Bad day for Pinsents’ post boy
Sadly Chris Martin & Co had to abandon plans when they realised they wouldn’t be able to get a piano on the roof (apparently they did consider using a helicopter, but decided against it). Perhaps they should have used Parachutes?
But of course, as previously reported, the firm did manage to snare a starring role in Spooks. What you might not know is that the British TV spy series not only featured Pinsents’ building, but also provided a role for head of litigation Nigel Kissack’s son Rick, who popped up in the final series as one ’Tom Defoe’.
Tulkinghorn sincerely hopes that post-merger with McGrigors, Pinsents manages to maintain this stratospheric level of celebrity.
Bright lights, big city
Tulkinghorn is lucky to work in the ultra-cool locale of Fitzrovia - it’s the new Soho, you know. Just round the corner from the office can be found the Sanderson Hotel, a 1970s office block turned trendy. Too trendy, it turned out, for one Channel Islands lawyer who stayed there recently.

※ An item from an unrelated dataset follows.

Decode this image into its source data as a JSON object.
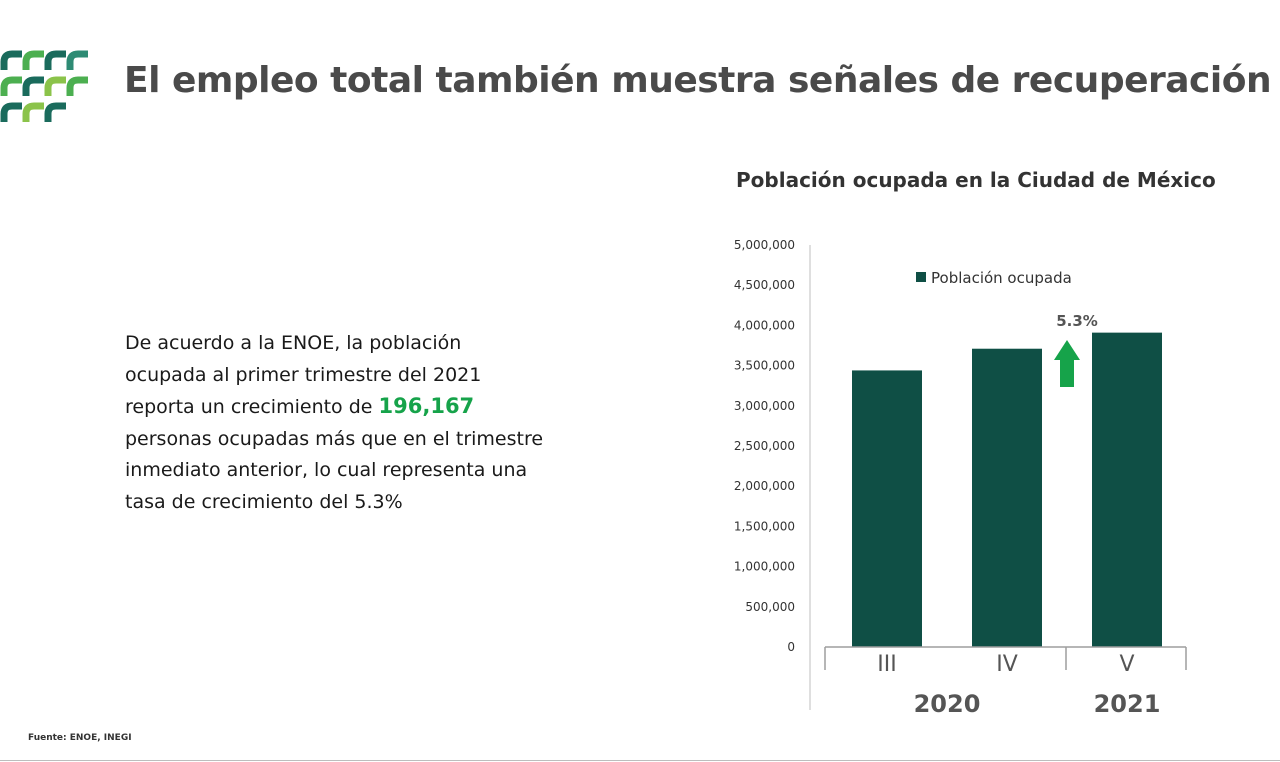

Our hapless advocate, struggling to work the complicated light switches in his room, eventually gave up and spent the night bathed in brightness. Life, evidently, is simpler offshore.
Mill milked by Silk ilk
Is the former head of Blackstone, Ian Mill QC, about to defect to a rival set? This picture reveals evidence that the bar luvvie has been talking with the Dickensian-style clerk that is Billy Lamb, the character who caused much consternation last year for his portrayal of the bar in the BBC drama Silk.
A more likely explanation is that the programme’s two senior barristers, Martha Costello (Maxine Peake) and Clive Reader (Rupert Henry-Jones), have been looking for some tips from chambers. Blackstone’s Mill and Jane Mulcahy were only too happy to help.
Rarely can K&L Gates have promoted anyone as appropriately named as Heidi Eckel Alessi. According to the press blurb, the employee benefits specialist, who just made partner in the firm’s Seattle office, advises on “cafeteria plans”.
Apparently this is a term of art in the benefits world and nothing whatsoever to do with flashy coffee makers or stuffing your face. Honest.